Inbox: When I Grow Up 

Dear Jessica, I was wondering if you always knew that you wanted to be an actor or how old you were when you made that decision? Well really I guess I’m asking for the story of the way you have gotten to this point. How did you know? When did you find out? How did you get to be so awesome? You are, you know. -- Cam, VA.

Hey, Cam, way to hold it down in VA. And recognize the awesome. And trick me into answering your note in front of the entire galaxy. (Please inform your friends that I have now made you totally famous.)

Elementary School
I was obsessed with two things: Sports/Games and Theatrics.

I believe that most kids are obsessed with these two things, which are also known as “playing,” so I don’t think this obsession says anything in particular about my long-term ambitions. I didn’t have any. I was a kid. Tying a blanket around my neck as a cape and using my baton as She-Ra’s sword was more than enough fun for one day, as was a game of wiffle ball. (I rule at wiffle ball. And She-Ra.)

Nonetheless, here are some specific moments I remember:

Kindergarten. Valentine's Day. We are putting on a nursery rhyme play and our parents are coming to watch, then they are coming to the kindergarten room to have snack with us. During rehearsal I am very jealous because I am in the chorus and I want to be one of the leads. The teachers picked the leads. I wonder why I wasn’t picked.

My best friend and neighbor, Timmy, is sitting next to me in the risers and he can tell something is bothering me. I don’t tell him that I’m jealous and that I want to be Little Red Riding Hood. He makes me laugh. I get over it.

Summer. My room. My friends are here. I put some music on: The Bangles. (I was a fan of old-skool pop.) I become a dance Nazi. Tell everyone where to stand. Insist upon constant dance and choreography all under my direction. I create many new and awesome dance moves, most of which have some sort of kick involved. I let everyone break for popsicles. We clobber M.Sto in the kitchen. (Then known as “Mom.”) All she has is cherry. Lame.

Second Grade. A friend's mom asks me "Jessica, what do you want to do when you grow up?" I shyly say "I don't know, " but think to myself that I want to be a veterinarian or a crime fighter. I don't think the latter is actually possible so I rule it out. I like dogs. I have even checked out all of the books on dogs from the school library. Plus, Mom says that is a good job for people who like animals. So a veterinarian seems like a good answer from now on. Why is everyone always asking me what I want to be? I don't care. I just want to beat my neighbors at TV tag.
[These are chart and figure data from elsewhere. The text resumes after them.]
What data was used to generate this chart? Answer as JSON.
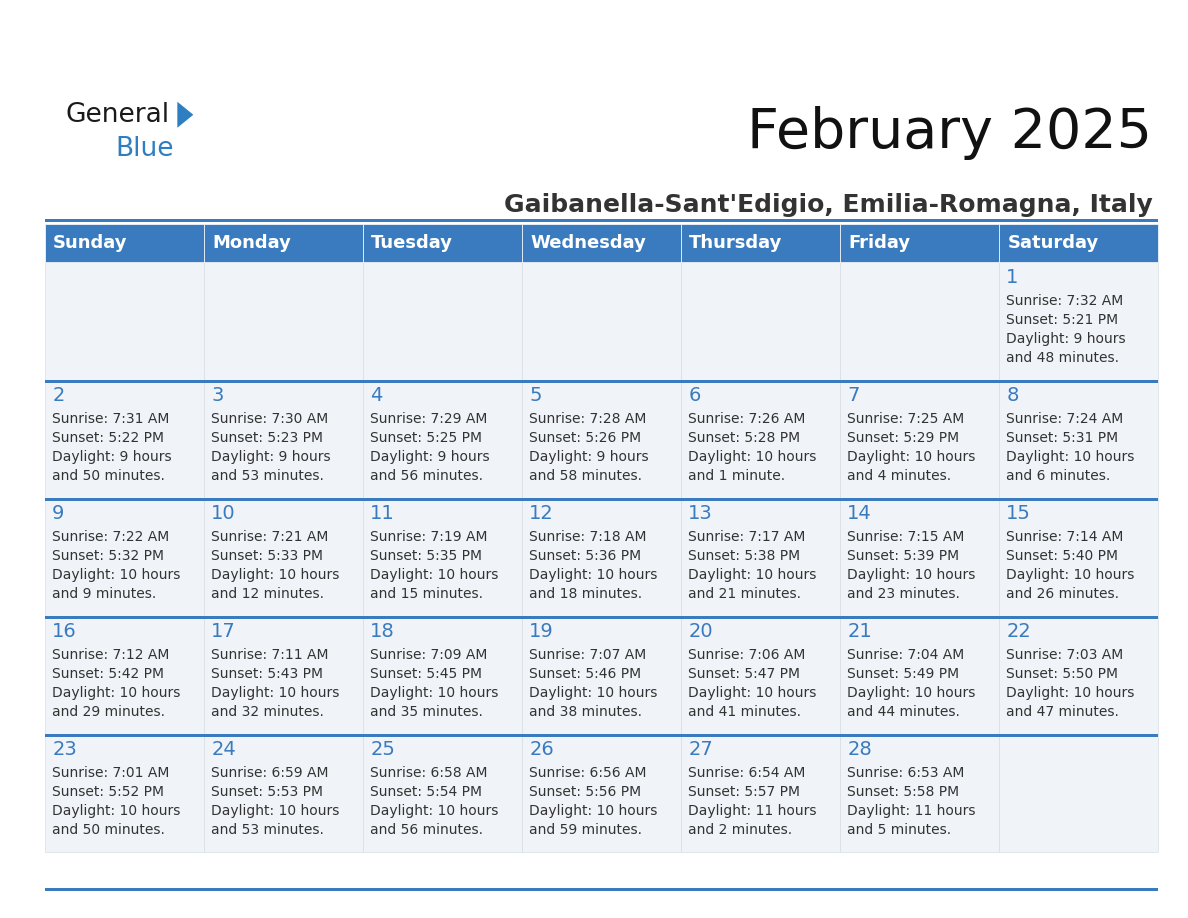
{
  "title": "February 2025",
  "subtitle": "Gaibanella-Sant'Edigio, Emilia-Romagna, Italy",
  "header_bg": "#3a7bbf",
  "header_text_color": "#ffffff",
  "cell_bg": "#f0f4f8",
  "separator_color": "#3a7bbf",
  "day_number_color": "#3a7bbf",
  "text_color": "#333333",
  "days_of_week": [
    "Sunday",
    "Monday",
    "Tuesday",
    "Wednesday",
    "Thursday",
    "Friday",
    "Saturday"
  ],
  "weeks": [
    [
      {
        "day": null,
        "sunrise": null,
        "sunset": null,
        "daylight": null
      },
      {
        "day": null,
        "sunrise": null,
        "sunset": null,
        "daylight": null
      },
      {
        "day": null,
        "sunrise": null,
        "sunset": null,
        "daylight": null
      },
      {
        "day": null,
        "sunrise": null,
        "sunset": null,
        "daylight": null
      },
      {
        "day": null,
        "sunrise": null,
        "sunset": null,
        "daylight": null
      },
      {
        "day": null,
        "sunrise": null,
        "sunset": null,
        "daylight": null
      },
      {
        "day": 1,
        "sunrise": "7:32 AM",
        "sunset": "5:21 PM",
        "daylight": "9 hours\nand 48 minutes."
      }
    ],
    [
      {
        "day": 2,
        "sunrise": "7:31 AM",
        "sunset": "5:22 PM",
        "daylight": "9 hours\nand 50 minutes."
      },
      {
        "day": 3,
        "sunrise": "7:30 AM",
        "sunset": "5:23 PM",
        "daylight": "9 hours\nand 53 minutes."
      },
      {
        "day": 4,
        "sunrise": "7:29 AM",
        "sunset": "5:25 PM",
        "daylight": "9 hours\nand 56 minutes."
      },
      {
        "day": 5,
        "sunrise": "7:28 AM",
        "sunset": "5:26 PM",
        "daylight": "9 hours\nand 58 minutes."
      },
      {
        "day": 6,
        "sunrise": "7:26 AM",
        "sunset": "5:28 PM",
        "daylight": "10 hours\nand 1 minute."
      },
      {
        "day": 7,
        "sunrise": "7:25 AM",
        "sunset": "5:29 PM",
        "daylight": "10 hours\nand 4 minutes."
      },
      {
        "day": 8,
        "sunrise": "7:24 AM",
        "sunset": "5:31 PM",
        "daylight": "10 hours\nand 6 minutes."
      }
    ],
    [
      {
        "day": 9,
        "sunrise": "7:22 AM",
        "sunset": "5:32 PM",
        "daylight": "10 hours\nand 9 minutes."
      },
      {
        "day": 10,
        "sunrise": "7:21 AM",
        "sunset": "5:33 PM",
        "daylight": "10 hours\nand 12 minutes."
      },
      {
        "day": 11,
        "sunrise": "7:19 AM",
        "sunset": "5:35 PM",
        "daylight": "10 hours\nand 15 minutes."
      },
      {
        "day": 12,
        "sunrise": "7:18 AM",
        "sunset": "5:36 PM",
        "daylight": "10 hours\nand 18 minutes."
      },
      {
        "day": 13,
        "sunrise": "7:17 AM",
        "sunset": "5:38 PM",
        "daylight": "10 hours\nand 21 minutes."
      },
      {
        "day": 14,
        "sunrise": "7:15 AM",
        "sunset": "5:39 PM",
        "daylight": "10 hours\nand 23 minutes."
      },
      {
        "day": 15,
        "sunrise": "7:14 AM",
        "sunset": "5:40 PM",
        "daylight": "10 hours\nand 26 minutes."
      }
    ],
    [
      {
        "day": 16,
        "sunrise": "7:12 AM",
        "sunset": "5:42 PM",
        "daylight": "10 hours\nand 29 minutes."
      },
      {
        "day": 17,
        "sunrise": "7:11 AM",
        "sunset": "5:43 PM",
        "daylight": "10 hours\nand 32 minutes."
      },
      {
        "day": 18,
        "sunrise": "7:09 AM",
        "sunset": "5:45 PM",
        "daylight": "10 hours\nand 35 minutes."
      },
      {
        "day": 19,
        "sunrise": "7:07 AM",
        "sunset": "5:46 PM",
        "daylight": "10 hours\nand 38 minutes."
      },
      {
        "day": 20,
        "sunrise": "7:06 AM",
        "sunset": "5:47 PM",
        "daylight": "10 hours\nand 41 minutes."
      },
      {
        "day": 21,
        "sunrise": "7:04 AM",
        "sunset": "5:49 PM",
        "daylight": "10 hours\nand 44 minutes."
      },
      {
        "day": 22,
        "sunrise": "7:03 AM",
        "sunset": "5:50 PM",
        "daylight": "10 hours\nand 47 minutes."
      }
    ],
    [
      {
        "day": 23,
        "sunrise": "7:01 AM",
        "sunset": "5:52 PM",
        "daylight": "10 hours\nand 50 minutes."
      },
      {
        "day": 24,
        "sunrise": "6:59 AM",
        "sunset": "5:53 PM",
        "daylight": "10 hours\nand 53 minutes."
      },
      {
        "day": 25,
        "sunrise": "6:58 AM",
        "sunset": "5:54 PM",
        "daylight": "10 hours\nand 56 minutes."
      },
      {
        "day": 26,
        "sunrise": "6:56 AM",
        "sunset": "5:56 PM",
        "daylight": "10 hours\nand 59 minutes."
      },
      {
        "day": 27,
        "sunrise": "6:54 AM",
        "sunset": "5:57 PM",
        "daylight": "11 hours\nand 2 minutes."
      },
      {
        "day": 28,
        "sunrise": "6:53 AM",
        "sunset": "5:58 PM",
        "daylight": "11 hours\nand 5 minutes."
      },
      {
        "day": null,
        "sunrise": null,
        "sunset": null,
        "daylight": null
      }
    ]
  ],
  "logo_color_general": "#1a1a1a",
  "logo_color_blue": "#2e7fc1",
  "logo_triangle_color": "#2e7fc1",
  "title_fontsize": 40,
  "subtitle_fontsize": 18,
  "header_fontsize": 13,
  "day_num_fontsize": 14,
  "cell_fontsize": 10
}
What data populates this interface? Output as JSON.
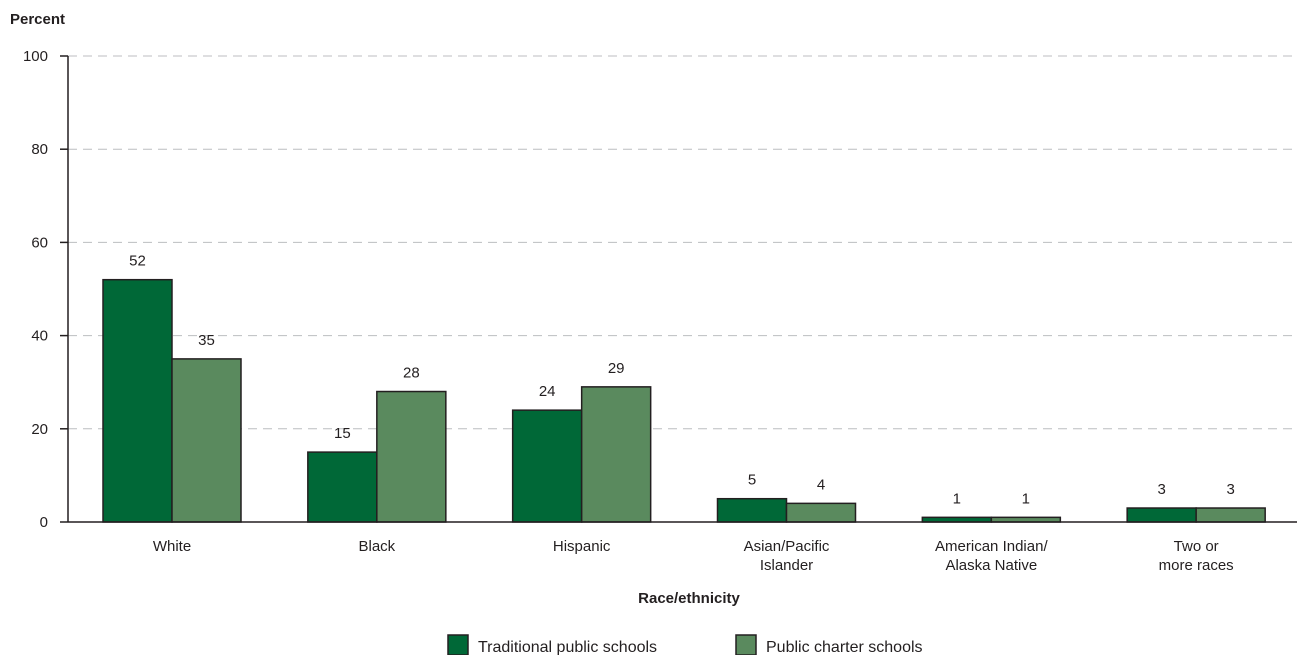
{
  "chart_data": {
    "type": "bar",
    "ylabel": "Percent",
    "xlabel": "Race/ethnicity",
    "ylim": [
      0,
      100
    ],
    "yticks": [
      0,
      20,
      40,
      60,
      80,
      100
    ],
    "grid": "horizontal dashed",
    "legend_position": "bottom-center",
    "categories": [
      [
        "White"
      ],
      [
        "Black"
      ],
      [
        "Hispanic"
      ],
      [
        "Asian/Pacific",
        "Islander"
      ],
      [
        "American Indian/",
        "Alaska Native"
      ],
      [
        "Two or",
        "more races"
      ]
    ],
    "series": [
      {
        "name": "Traditional public schools",
        "color": "#006837",
        "values": [
          52,
          15,
          24,
          5,
          1,
          3
        ]
      },
      {
        "name": "Public charter schools",
        "color": "#5a8a5e",
        "values": [
          35,
          28,
          29,
          4,
          1,
          3
        ]
      }
    ]
  }
}
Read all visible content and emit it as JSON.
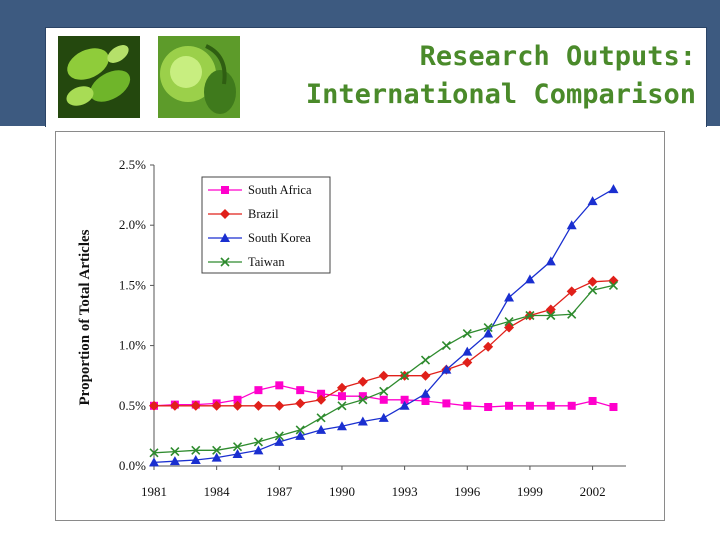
{
  "slide": {
    "title_line1": "Research Outputs:",
    "title_line2": "International Comparison"
  },
  "colors": {
    "header_band": "#3d5a80",
    "title": "#4a8a2a"
  },
  "chart_data": {
    "type": "line",
    "title": "",
    "xlabel": "",
    "ylabel": "Proportion of Total Articles",
    "x": [
      1981,
      1982,
      1983,
      1984,
      1985,
      1986,
      1987,
      1988,
      1989,
      1990,
      1991,
      1992,
      1993,
      1994,
      1995,
      1996,
      1997,
      1998,
      1999,
      2000,
      2001,
      2002,
      2003
    ],
    "xticks": [
      "1981",
      "1984",
      "1987",
      "1990",
      "1993",
      "1996",
      "1999",
      "2002"
    ],
    "yticks": [
      "0.0%",
      "0.5%",
      "1.0%",
      "1.5%",
      "2.0%",
      "2.5%"
    ],
    "ylim": [
      0,
      2.5
    ],
    "xlim": [
      1981,
      2003.6
    ],
    "legend_position": "top-left",
    "series": [
      {
        "name": "South Africa",
        "color": "#ff00cc",
        "marker": "square",
        "values": [
          0.5,
          0.51,
          0.51,
          0.52,
          0.55,
          0.63,
          0.67,
          0.63,
          0.6,
          0.58,
          0.58,
          0.55,
          0.55,
          0.54,
          0.52,
          0.5,
          0.49,
          0.5,
          0.5,
          0.5,
          0.5,
          0.54,
          0.49
        ]
      },
      {
        "name": "Brazil",
        "color": "#e0201a",
        "marker": "diamond",
        "values": [
          0.5,
          0.5,
          0.5,
          0.5,
          0.5,
          0.5,
          0.5,
          0.52,
          0.55,
          0.65,
          0.7,
          0.75,
          0.75,
          0.75,
          0.8,
          0.86,
          0.99,
          1.15,
          1.25,
          1.3,
          1.45,
          1.53,
          1.54
        ]
      },
      {
        "name": "South Korea",
        "color": "#1a2fd0",
        "marker": "triangle",
        "values": [
          0.03,
          0.04,
          0.05,
          0.07,
          0.1,
          0.13,
          0.2,
          0.25,
          0.3,
          0.33,
          0.37,
          0.4,
          0.5,
          0.6,
          0.8,
          0.95,
          1.1,
          1.4,
          1.55,
          1.7,
          2.0,
          2.2,
          2.3
        ]
      },
      {
        "name": "Taiwan",
        "color": "#2e8b2e",
        "marker": "x",
        "values": [
          0.11,
          0.12,
          0.13,
          0.13,
          0.16,
          0.2,
          0.25,
          0.3,
          0.4,
          0.5,
          0.55,
          0.62,
          0.75,
          0.88,
          1.0,
          1.1,
          1.15,
          1.2,
          1.25,
          1.25,
          1.26,
          1.46,
          1.5
        ]
      }
    ]
  }
}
Fourth Grade. I write a play. It starts with a King “sitting under his favorite electric green tree.” The genre is fantasy/fairytale. The story is about the King and his rebellious daughter. I re-copy the final draft by hand (because I mean to keep it a secret from my parents), using a multi-color click pen to write each different part in a corresponding color. I pass some copies of the play out to my classmates. They really like it and become excited. They show it to the teacher, evil Mrs. Green, and ask if we can put the play on. She laughs condescendingly at us and tells us we can use our recess time for whatever we want. We use it to read from the play and talk about how much we hate Mrs. Green. Then we play dodgeball: Girls vs. Boys. We lose.

Fifth Grade. Our music teacher, Ms. Grant, announces that, now that we are in 5th grade, we get to be in the 5th-grade play. Auditions are next week. I grab an audition piece with five lines on it. The play is a musical about baseball. There are also two musical numbers that have solos. I grab the music for these auditions. One of them is a rap. The other is a slow song about being a star.

One week later. School cafeteria. (Also the auditorium.) Auditions. I have my lines prepared. I climb onstage, do my monologue. Then, I head down to the music room to audition for the music pieces.

Next day. Music room. The list of who made the play is up… I get: Understudy for all female parts and a solo in the “Umpire Rap.” I am both disappointed and excited.

Play night. Evie is sick so I have scored her part. She is one of the more typical “gifted” kids. The kind you know are in the program just by looking at them. Futhermore, she already has the markings of a typical drama geek. (Sorry, Evie, but you were.) I think to myself: “Poor Evie has to miss the play.” Then I feel bad for not feeling bad because I get to play her part. The play opens with a teacher, me, telling a class about the wonderful sport of baseball. The teacher role also serves as a sort of narrator throughout.

I open the play. I deliver my lines without screwing up. I do my solo in the umpire rap:

"Would you all be quiet
There's no need to cause a riot
I can't hear myself think
when you all shout.

Now I'll say it again
Like I said it before
In a baseball game my word is law!"

I bust a move or two. It is all good fun. Never once do I think to myself: “I want to be an actor when I grow up.” Never once do I ask: “Do I have any acting technique? Am I good?” For good or bad, I do it. And it is fun.